Os artistas tornam-se mestres, gurus, ícones aos quais as pessoas procuram nos momentos de dificuldade (principalmente aqueles sem religião). Um cantor morto 10 anos antes de você nascer parece te entender mais do que seu melhor amigo. Um escritor que viveu isolado em quarto com medo da tuberculose na Paris do final do século XIX compreende melhor do que seu psicólogo as suas angústias, e ainda indica um jeito de superá-las.
“Meia-Noite em Paris”, o filme novo do Woody Allen, é um grande filme sobre essa relação entre o homem e a arte.
Gil Pender está numa rua sem saída de sua profissão, prestes a se casar com uma mulher com quem não tem afinidade nenhuma (tirando o fato de ambos gostarem de pão sírio no restaurante indiano, a melhor piada do filme).

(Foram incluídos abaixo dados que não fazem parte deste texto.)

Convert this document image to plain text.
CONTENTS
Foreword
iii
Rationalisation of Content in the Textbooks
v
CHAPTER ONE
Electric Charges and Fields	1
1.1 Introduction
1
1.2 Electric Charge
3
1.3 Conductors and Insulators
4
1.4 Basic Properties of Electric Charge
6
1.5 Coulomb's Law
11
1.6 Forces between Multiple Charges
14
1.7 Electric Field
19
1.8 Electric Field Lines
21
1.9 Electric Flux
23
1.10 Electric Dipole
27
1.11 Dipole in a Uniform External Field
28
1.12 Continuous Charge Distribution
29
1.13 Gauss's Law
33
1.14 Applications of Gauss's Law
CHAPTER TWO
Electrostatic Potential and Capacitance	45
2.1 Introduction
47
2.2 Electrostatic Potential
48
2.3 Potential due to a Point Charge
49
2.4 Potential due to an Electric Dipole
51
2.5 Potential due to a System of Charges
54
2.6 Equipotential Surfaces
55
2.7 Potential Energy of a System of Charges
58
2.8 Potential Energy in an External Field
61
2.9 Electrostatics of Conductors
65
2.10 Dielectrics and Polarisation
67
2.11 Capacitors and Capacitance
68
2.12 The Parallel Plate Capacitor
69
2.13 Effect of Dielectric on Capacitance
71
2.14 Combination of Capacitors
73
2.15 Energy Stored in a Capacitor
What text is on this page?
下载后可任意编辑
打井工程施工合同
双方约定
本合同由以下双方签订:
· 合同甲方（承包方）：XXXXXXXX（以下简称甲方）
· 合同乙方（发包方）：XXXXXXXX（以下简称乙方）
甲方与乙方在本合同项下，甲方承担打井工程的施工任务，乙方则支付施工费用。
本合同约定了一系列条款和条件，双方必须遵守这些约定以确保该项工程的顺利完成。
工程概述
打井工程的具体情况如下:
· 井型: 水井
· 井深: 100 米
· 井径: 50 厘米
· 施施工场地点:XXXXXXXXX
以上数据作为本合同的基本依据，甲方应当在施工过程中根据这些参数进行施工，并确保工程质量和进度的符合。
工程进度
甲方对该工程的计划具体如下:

Sonha em ser escritor, morar em Paris, como seus ídolos Scott Fitzgerald e Hemingway, e lá tentar encontrar algum sentido na vida. Certa noite, encontra Scott e Zelda, e descobre a tal “Movable Feast” que o Papa escreveu: de Picasso à Dali, passando por Gertrude Stein e Buñuel, todos indicam, de uma forma ou de outra, uma saída para Gil resolver seu presente.
Claro que nunca iremos encontrar Hemingway em um bar na madrugada, dando conselhos sobre o amor. Mas, de certa forma, toda vez que abrimos um livro, ouvimos um disco, assistimos a um filme, estamos conversando com nossos ídolos, em busca de salvação.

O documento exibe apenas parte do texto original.